The whole “secure the boarder” clause in the Senate “framework” is a typical delay tactic. We see this tactic used a lot in gun law reform. Senator X would love to support a ban on high capacity magazines, but there is $100 in the bill for gun safety awareness and Senator X really can’t accept more than $50. (If the bill is changed to have only $50 for gun safety awareness, Senator X will find something else in the bill that “unfortunately” stops him from supporting it.) In this particular case, the Republican senators have come up with a brilliant idea: they pass immigration reform without doing any actual immigration reform.

It will be interesting to watch this go forward. Regardless, I remain unconvinced that anything real will happen. This is yet more of the Republicans pretending to reach out to (in this case) Latinos while signaling to the angry-crazy coalition that they have nothing to fear.

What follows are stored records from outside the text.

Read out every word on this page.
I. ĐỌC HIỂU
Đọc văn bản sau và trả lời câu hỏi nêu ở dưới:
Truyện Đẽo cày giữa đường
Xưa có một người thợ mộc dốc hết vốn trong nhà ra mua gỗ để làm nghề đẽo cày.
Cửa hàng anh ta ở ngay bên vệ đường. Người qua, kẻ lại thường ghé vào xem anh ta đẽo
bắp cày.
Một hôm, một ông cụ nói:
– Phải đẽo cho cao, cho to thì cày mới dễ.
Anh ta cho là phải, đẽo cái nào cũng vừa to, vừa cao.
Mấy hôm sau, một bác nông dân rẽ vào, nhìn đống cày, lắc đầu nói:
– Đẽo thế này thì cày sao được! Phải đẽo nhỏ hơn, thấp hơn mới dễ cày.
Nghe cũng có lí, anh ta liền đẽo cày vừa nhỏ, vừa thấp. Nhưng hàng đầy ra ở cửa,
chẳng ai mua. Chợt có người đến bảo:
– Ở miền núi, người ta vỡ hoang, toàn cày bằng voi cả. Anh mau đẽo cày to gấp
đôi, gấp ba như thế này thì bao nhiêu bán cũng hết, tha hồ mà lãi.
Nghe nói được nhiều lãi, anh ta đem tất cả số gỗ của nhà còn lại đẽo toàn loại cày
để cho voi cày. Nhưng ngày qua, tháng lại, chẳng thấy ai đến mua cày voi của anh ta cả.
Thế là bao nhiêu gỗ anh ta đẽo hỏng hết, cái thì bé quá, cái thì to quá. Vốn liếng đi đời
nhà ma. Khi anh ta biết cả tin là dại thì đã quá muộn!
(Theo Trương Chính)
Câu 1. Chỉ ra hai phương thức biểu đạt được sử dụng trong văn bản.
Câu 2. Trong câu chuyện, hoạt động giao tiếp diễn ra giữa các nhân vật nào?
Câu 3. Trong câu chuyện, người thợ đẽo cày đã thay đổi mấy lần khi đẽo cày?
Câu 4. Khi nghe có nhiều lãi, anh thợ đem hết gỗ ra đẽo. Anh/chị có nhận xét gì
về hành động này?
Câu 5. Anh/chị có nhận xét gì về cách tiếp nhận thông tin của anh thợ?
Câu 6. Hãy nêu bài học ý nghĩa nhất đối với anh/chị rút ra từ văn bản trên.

[1] You might think that Rubio doesn’t need to appeal to Latinos. After all, he’s one of them! But have you ever looked at him? He’s less Latino than I am. He’s a very white Cuban. And Cuban-Americans have a very strange place in the Latino ecosystem. Whenever I hear them talk, they seem primarily motivated by all the wealth their families lost when Castro took over Cuban. In Florida, they lean strongly Republican. So they aren’t at all typical of Latinos generally in their voting.

Stay on Target!

Exactly which demographic is Target attempting to target with this ad?

The provocative soundtrack alone is confusing: does the singer want to see what the girl or the piñata “has got”?

I could only watch in wonder as the pretty young woman, blindfolded and wielding a wand, brings out her best sexy Jedi-in-the-basement moves as she attempts to make contact with the hangy-thing. What will spill out when and if she ever breaks it open? Condoms? Jello shots? Feminine hygiene products? None of the above! In an M. Night Shyamalan twist, it’s fruit snacks for children. The look of sheer joy and surprise on the the girl’s face is bound to get her a lot more work. That was some fine acting.

The commercial is saved from complete surreal stupidity when the breathy voice explains that fruit snacks aren’t just for children; they’re for anyone above the choking hazard age. And they’re colorful against a white background. Brilliant. Now I really want a piñata. I don’t think I’ll go to Target though. That place is nuts.